Сейчас все по-другому: может, проще, а может, наоборот гораздо сложнее. Современные абитуриентские правила экзаменационной игры или, если угодно, современного экзаменационного фарса: ЕГЭ, деньги, связанные со сдачей выпускных, вступительных, текущих экзаменов – вызывают у меня полное их неприятие. Говорю об этом не понаслышке, все-таки три моих дочери получили высшее образование, и я достаточно часто видел алчные глаза бессовестных и не всегда грамотных "педагогов". Конечно, есть добросовестные, честные и умные преподаватели, но их, к сожалению, остается все меньше и меньше. Мы же в годы нашей молодости и юности даже представить себе не могли, что можно "купить экзамен", и что кто-либо из наших уважаемых учителей осмелится взять за это деньги. Нас учили думать, знать, мыслить, принимать решения, сдавать экзамены без шпаргалок. Нас старались сделать образованными, нужными себе и обществу людьми, а не натаскивали, как ... (не хочу быть грубым – оставлю многоточие) на сдачу экзаменов. Все, что мы учили в школе, институте, на курсах усовершенствования до сих пор лежит на своих полочках в моей голове и бывает востребовано по мере необходимости без каких-либо напрягов, согласуясь с окружающей действительностью, и это правильно.

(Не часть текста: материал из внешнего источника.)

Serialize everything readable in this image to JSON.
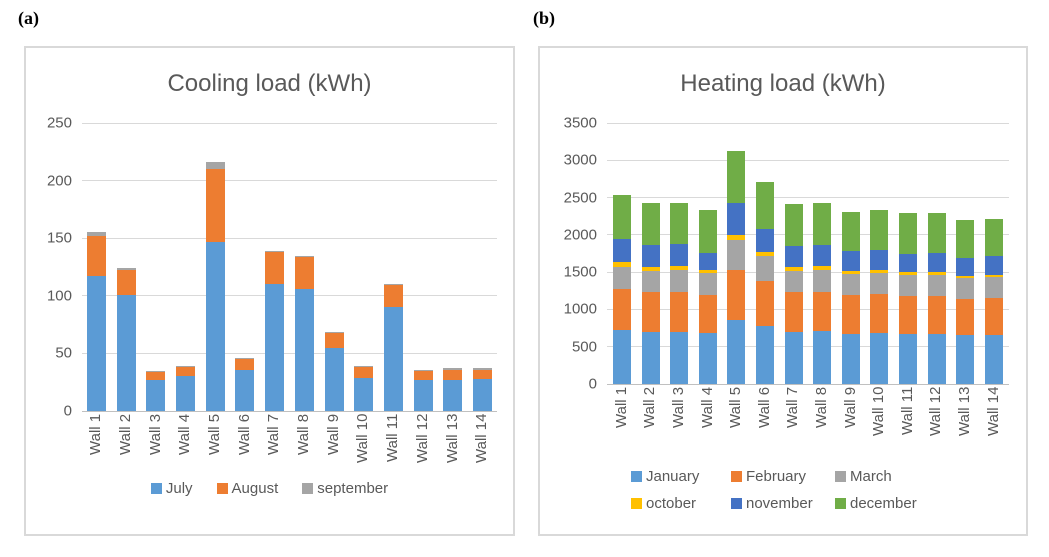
{
  "figure_labels": {
    "a": "(a)",
    "b": "(b)"
  },
  "chart_data": [
    {
      "type": "bar",
      "stacked": true,
      "title": "Cooling load (kWh)",
      "xlabel": "",
      "ylabel": "",
      "ylim": [
        0,
        250
      ],
      "ytick": 50,
      "grid": true,
      "legend_position": "bottom",
      "categories": [
        "Wall 1",
        "Wall 2",
        "Wall 3",
        "Wall 4",
        "Wall 5",
        "Wall 6",
        "Wall 7",
        "Wall 8",
        "Wall 9",
        "Wall 10",
        "Wall 11",
        "Wall 12",
        "Wall 13",
        "Wall 14"
      ],
      "series": [
        {
          "name": "July",
          "color": "#5B9BD5",
          "values": [
            117,
            101,
            27,
            30,
            147,
            36,
            110,
            106,
            55,
            29,
            90,
            27,
            27,
            28
          ]
        },
        {
          "name": "August",
          "color": "#ED7D31",
          "values": [
            35,
            21,
            7,
            8,
            63,
            9,
            28,
            28,
            13,
            9,
            19,
            8,
            9,
            8
          ]
        },
        {
          "name": "september",
          "color": "#A5A5A5",
          "values": [
            3,
            2,
            1,
            1,
            6,
            1,
            1,
            1,
            1,
            1,
            1,
            1,
            1,
            1
          ]
        }
      ],
      "legend_rows": [
        [
          "July",
          "August",
          "september"
        ]
      ]
    },
    {
      "type": "bar",
      "stacked": true,
      "title": "Heating load (kWh)",
      "xlabel": "",
      "ylabel": "",
      "ylim": [
        0,
        3500
      ],
      "ytick": 500,
      "grid": true,
      "legend_position": "bottom",
      "categories": [
        "Wall 1",
        "Wall 2",
        "Wall 3",
        "Wall 4",
        "Wall 5",
        "Wall 6",
        "Wall 7",
        "Wall 8",
        "Wall 9",
        "Wall 10",
        "Wall 11",
        "Wall 12",
        "Wall 13",
        "Wall 14"
      ],
      "series": [
        {
          "name": "January",
          "color": "#5B9BD5",
          "values": [
            720,
            700,
            700,
            680,
            855,
            780,
            700,
            710,
            675,
            680,
            670,
            670,
            655,
            660
          ]
        },
        {
          "name": "February",
          "color": "#ED7D31",
          "values": [
            560,
            530,
            540,
            515,
            670,
            595,
            530,
            525,
            520,
            530,
            505,
            510,
            485,
            490
          ]
        },
        {
          "name": "March",
          "color": "#A5A5A5",
          "values": [
            290,
            290,
            290,
            290,
            405,
            340,
            290,
            290,
            280,
            280,
            285,
            280,
            280,
            285
          ]
        },
        {
          "name": "october",
          "color": "#FFC000",
          "values": [
            60,
            55,
            55,
            45,
            70,
            50,
            55,
            55,
            45,
            45,
            40,
            40,
            30,
            30
          ]
        },
        {
          "name": "november",
          "color": "#4472C4",
          "values": [
            320,
            290,
            290,
            230,
            430,
            315,
            275,
            280,
            260,
            265,
            250,
            255,
            245,
            250
          ]
        },
        {
          "name": "december",
          "color": "#70AD47",
          "values": [
            585,
            560,
            555,
            575,
            700,
            630,
            570,
            570,
            530,
            530,
            540,
            540,
            505,
            495
          ]
        }
      ],
      "legend_rows": [
        [
          "January",
          "February",
          "March"
        ],
        [
          "october",
          "november",
          "december"
        ]
      ]
    }
  ]
}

Я знаю таблицу умножения наизусть, чего не могу сказать о своих внуках. Они знают калькулятор. Отними его у них и все – закончилась математика. Это страшно...
Конечно, справедливости ради скажу, что и в наше время были "protege". Но, во-первых, их были единицы, а во-вторых, чтобы как сейчас все решали деньги, вот так – нагло, в открытую, не стесняясь и не боясь никого и ничего, а главное, безнаказанно...
Мои дети, которым сейчас уже за тридцать, застали еще то благодатное время, и я рад этому: их так же, как и нас, учили умные, добрые, справедливые педагоги, но это были "последние из могикан", с их уходом на пенсию в системе образования произошла катастрофа. Моим внукам уже не повезло. ШКОЛЫ в моем понимании сегодня нет, УЧИТЕЛЕЙ и ПЕДАГОГОВ единицы. Да что скрывать: и жажды знаний у учеников практически не осталось. Им в школе не интересно, им не сделана "прививка этой жажды" ни родителями, ни учителями, ни жизнью: дети интуитивно чувствуют и остро ощущают свою будущую жизненную невостребованность.
Меня коробит, когда я слышу: "Пойду в школу – потусуюсь!" Слово-то какое: не пообщаюсь, не поговорю, не поиграю, не поучусь, а так, как говорят в нашей деревне, "подригáюсь" или "поблóндюсь", то есть бесцельно поперемещаюсь с места на место...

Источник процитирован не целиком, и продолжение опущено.